De overheid kan rechtmatig handelen, maar toch schade veroorzaken. Bijvoorbeeld door het verlenen van een omgevingsvergunning die de aanleg van een appartementencomplex mogelijk maakt, waardoor het eigendom van het naastgelegen perceel in waarde achteruitgaat. Of denk aan werkzaamheden aan de weg, waardoor een bedrijf (tijdelijk) onbereikbaar is en inkomsten misloopt. Deze oorzaken kunnen leiden tot nadeelcompensatie.

 

Context wetgeving

Het is de bedoeling dat de nadeelcompensatieregeling, titel 4.5 van de Algemene wet bestuursrecht (hierna: Awb), vanaf 1 januari 2023 in werking zal treden. Deze nadeelcompensatieregeling voorziet in een algemene regeling in de Awb van de vergoeding van schade door rechtmatig overheidshandelen.

 

Het is de bedoeling dat ook de Omgevingswet (hierna: OW), vanaf 1 januari 2023 in werking zal treden. In afdeling 15.1 van de OW is een nadeelcompensatieregeling opgenomen die aansluit op de generieke regeling uit de Awb . De regels over nadeelcompensatie in de Omgevingswet hebben voorrang op de regels in de Awb.

 

Planschade

Het begrip planschade uit de tot inwerkingtreding van de OW geldende Wet ruimtelijke ordening (hierna: Wro) staat niet in de Omgevingswet. De planschaderegeling zoals we die kenden uit de Wro is onderdeel geworden van de regeling nadeelcompensatie. Planschade bestaat onder de OW niet meer en daarom is die term ook komen te vervallen.

 

Nadeelcompensatie

Nadeelcompensatie onder de OW gaat over besluiten of maatregelen:

  • die rechtstreeks werkende rechten en verplichtingen voor burgers en bedrijven bevatten;

  • die rechtstreeks gevolgen hebben voor burgers en bedrijven door verandering van de fysieke leefomgeving.

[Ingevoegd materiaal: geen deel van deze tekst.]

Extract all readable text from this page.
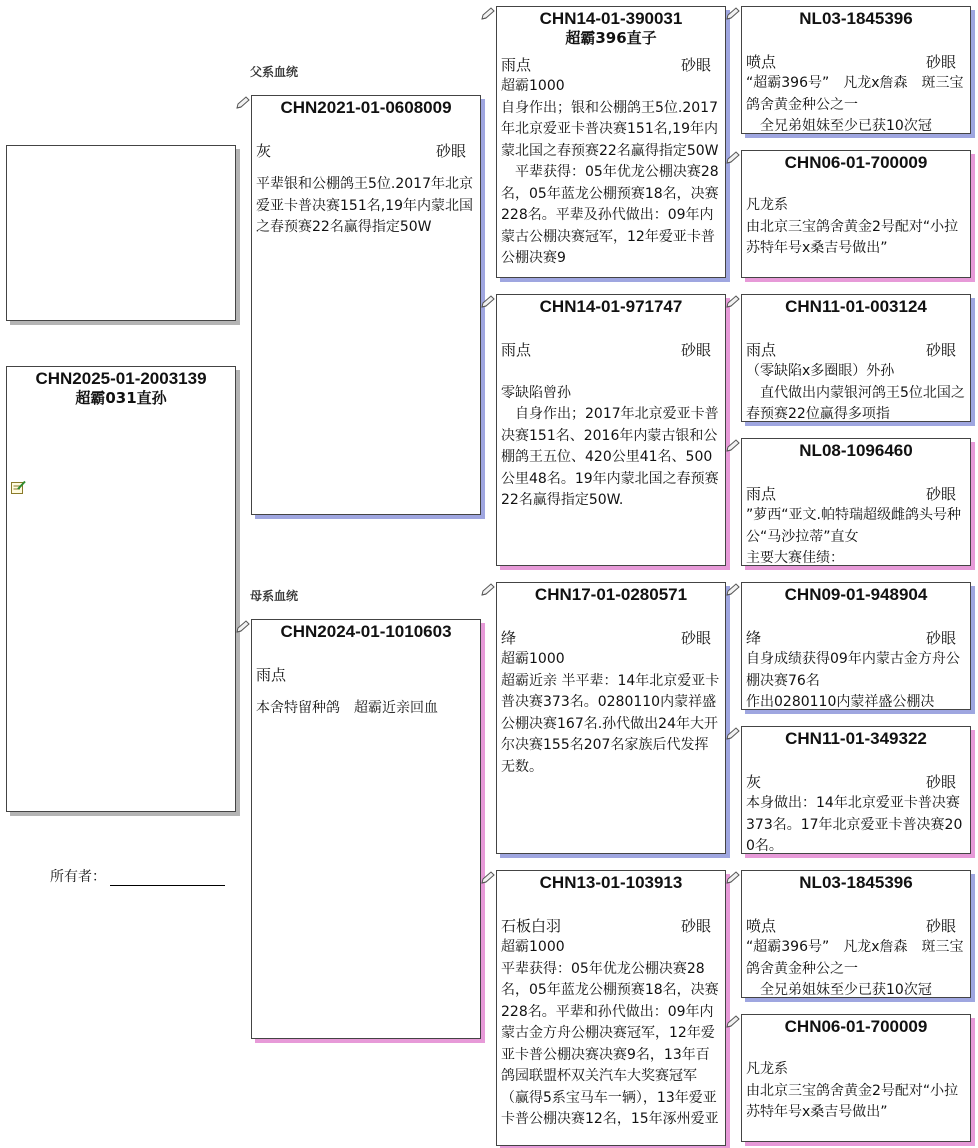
CHN2025-01-2003139
超霸031直孙
所有者：
父系血统
母系血统
CHN2021-01-0608009
灰	砂眼
平辈银和公棚鸽王5位.2017年北京爱亚卡普决赛151名,19年内蒙北国之春预赛22名赢得指定50W
CHN2024-01-1010603
雨点
本舍特留种鸽　超霸近亲回血
CHN14-01-390031
超霸396直子
雨点	砂眼
超霸1000
自身作出；银和公棚鸽王5位.2017年北京爱亚卡普决赛151名,19年内蒙北国之春预赛22名赢得指定50W
　平辈获得：05年优龙公棚决赛28名，05年蓝龙公棚预赛18名，决赛228名。平辈及孙代做出：09年内蒙古公棚决赛冠军，12年爱亚卡普公棚决赛9
CHN14-01-971747
雨点	砂眼

零缺陷曾孙
　自身作出；2017年北京爱亚卡普决赛151名、2016年内蒙古银和公棚鸽王五位、420公里41名、500公里48名。19年内蒙北国之春预赛22名赢得指定50W.
CHN17-01-0280571
绛	砂眼
超霸1000
超霸近亲 半平辈：14年北京爱亚卡普决赛373名。0280110内蒙祥盛公棚决赛167名.孙代做出24年大开尔决赛155名207名家族后代发挥无数。
CHN13-01-103913
石板白羽	砂眼
超霸1000
平辈获得：05年优龙公棚决赛28名，05年蓝龙公棚预赛18名，决赛228名。平辈和孙代做出：09年内蒙古金方舟公棚决赛冠军，12年爱亚卡普公棚决赛决赛9名，13年百鸽园联盟杯双关汽车大奖赛冠军（赢得5系宝马车一辆），13年爱亚卡普公棚决赛12名，15年涿州爱亚
NL03-1845396
喷点	砂眼
“超霸396号”　凡龙x詹森　斑三宝鸽舍黄金种公之一
　全兄弟姐妹至少已获10次冠
CHN06-01-700009
凡龙系
由北京三宝鸽舍黄金2号配对“小拉苏特年号x桑吉号做出”
CHN11-01-003124
雨点	砂眼
（零缺陷x多圈眼）外孙
　直代做出内蒙银河鸽王5位北国之春预赛22位赢得多项指
NL08-1096460
雨点	砂眼
”萝西“亚文.帕特瑞超级雌鸽头号种公“马沙拉蒂”直女
主要大赛佳绩：
CHN09-01-948904
绛	砂眼
自身成绩获得09年内蒙古金方舟公棚决赛76名
作出0280110内蒙祥盛公棚决
CHN11-01-349322
灰	砂眼
本身做出：14年北京爱亚卡普决赛373名。17年北京爱亚卡普决赛200名。
NL03-1845396
喷点	砂眼
“超霸396号”　凡龙x詹森　斑三宝鸽舍黄金种公之一
　全兄弟姐妹至少已获10次冠
CHN06-01-700009
凡龙系
由北京三宝鸽舍黄金2号配对“小拉苏特年号x桑吉号做出”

Onder de OW kan pas schade ontstaan die aanleiding is tot nadeelcompensatie, wanneer binnen de grenzen van het omgevingsplan en/of met toestemming van een bevoegd bestuursorgaan activiteiten worden uitgevoerd.

 

De schadeoorzaken zijn limitatief opgesomd in artikel 15.1 van de OW. Staat een schadeoorzaak niet in artikel 15.1 van de OW, dan is voor taken en bevoegdheden van de OW ook de Awb-regeling niet mogelijk.

 

Schadeoorzaken zijn onder andere:

  • het verlenen of weigeren van een omgevingsvergunning;

  • een rechtstreeks bindende regel in een omgevingsplan, waar geen omgevingsvergunning voor nodig is;

  • een maatwerkvoorschrift dat bij maatwerkbesluit of als voorschrift bij een omgevingsvergunning wordt opgelegd.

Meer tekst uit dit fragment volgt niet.